Power Down For Sleep
Then, of course, pay attention to quality sleep. Throughout your season you need to be keeping up with good sleep hygiene. If you haven't developed a decent nighttime routine, now is the time to do so. Here is a good 1-hour power down outline to begin following, broken down into 3 x 20minute blocks (yeah, kinda like an interval session, but this one is pretty laid back):
- Spend 20 minutes doing simple chores that need to be done for the next day. This will relieve some mental stress. Do things like making tomorrow's lunch, packing your briefcase or book bag, making sure the dishes are put away. It's not the time to do vacuuming, or any other heavy cleaning chores.
- Spend the next 20 minutes taking care of your personal hygiene, things like washing up (a quick shower or bath or hot tub soak), flossing (you do floss, don't you???) and brushing your teeth.

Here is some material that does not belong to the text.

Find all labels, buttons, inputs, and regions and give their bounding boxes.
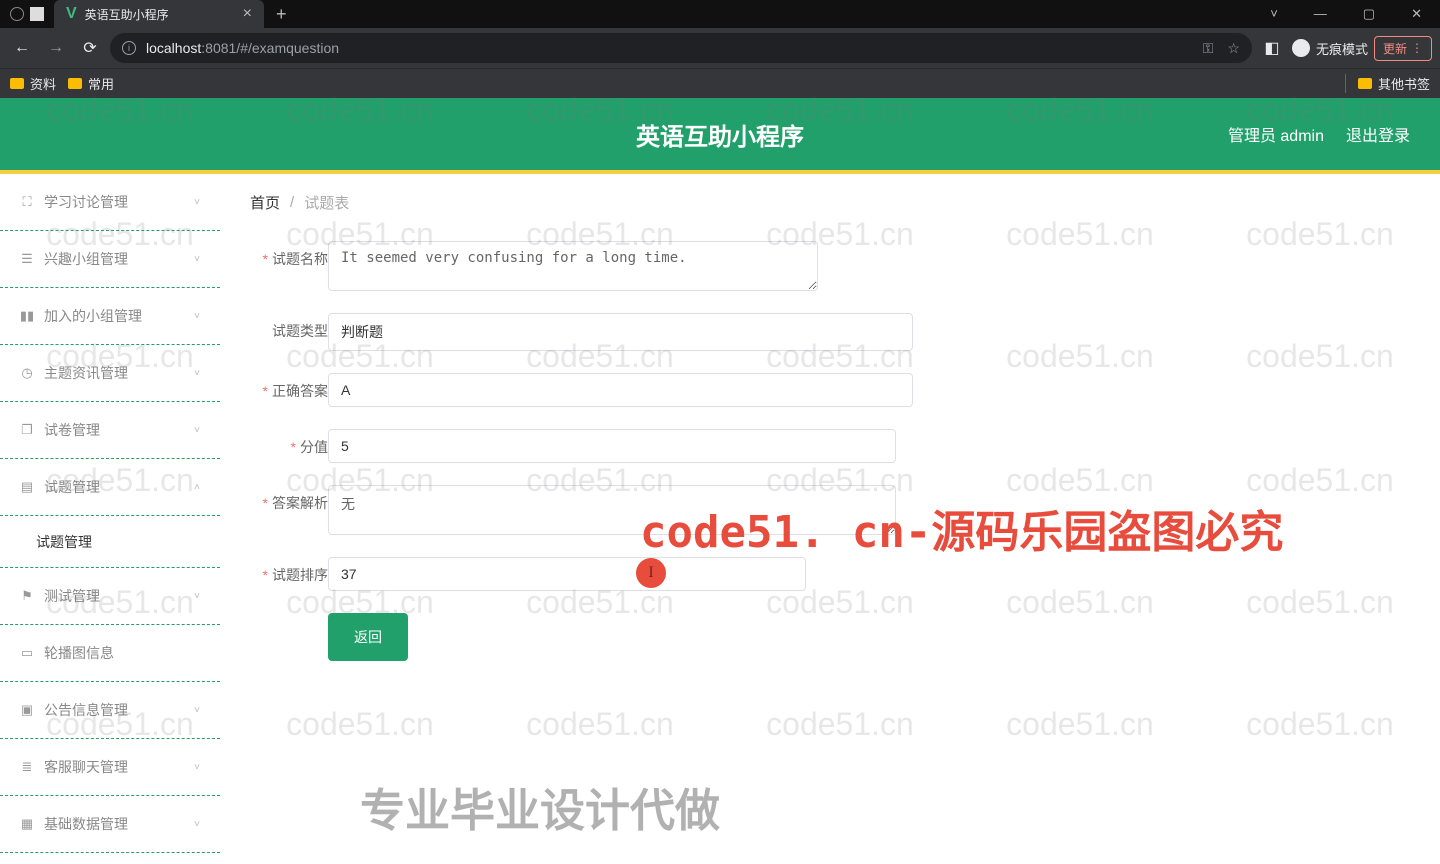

- Spend the last 20 minutes reading or meditating.
No More Ice For Injuries
Finally, take care of your little aches and pains. Visit your massage therapist and identify any muscles that seem to have been particularly over-worked. If something needs a little more care, the latest research points to R.C.E - not R.I.C.E. If you're not familiar with the acronym, it goes as follows:
- R = Rest - avoid using the affected muscle, tendon or joint
- C = Compression - wrap the affected area in a compression bandage
- E = Elevation - elevate the affected area
MuscleCare Product Review
I was given a sample of MuscleCare to review during our Penticton camp. If you do need a little extra spot-relief from muscle pains, MuscleCare can help. The idea is similar to other muscle ache products, but this one provided a cooling-effect, not a heating effect like the others. I really can't say whether or not it speeds healing your hurts, but it did provide me some relief. I used it on the back of my neck and my lower-back after a long day in the saddle. It seemed to help get my mind off the aches, allowing me to concentrate on other things. I'm not sure if this is because of its slight topical pain-killing properties, or simply the cold sensation it provided to the area.In any case, I really liked the roll-on applicator that my sample came in (it's also available in a maximum strength ointment). Using the roll-on provided a mini-massage of the area, and I didn't get the product all over my hands in the process. It was non-greasy, and dried up quite quickly after application. Knowing now to stay away from ice and NSAIDs, I'll reach for MuscleCare first, next time I've got any persistent aches.
If you're interested, check out their website www.MuscleCare.net, or pick some up at your local drug store. I appreciate that it's a stand-out Canadian product in a sea of multi-national commercial formulas.
Note: No financial considerations have been given or offered for this product review.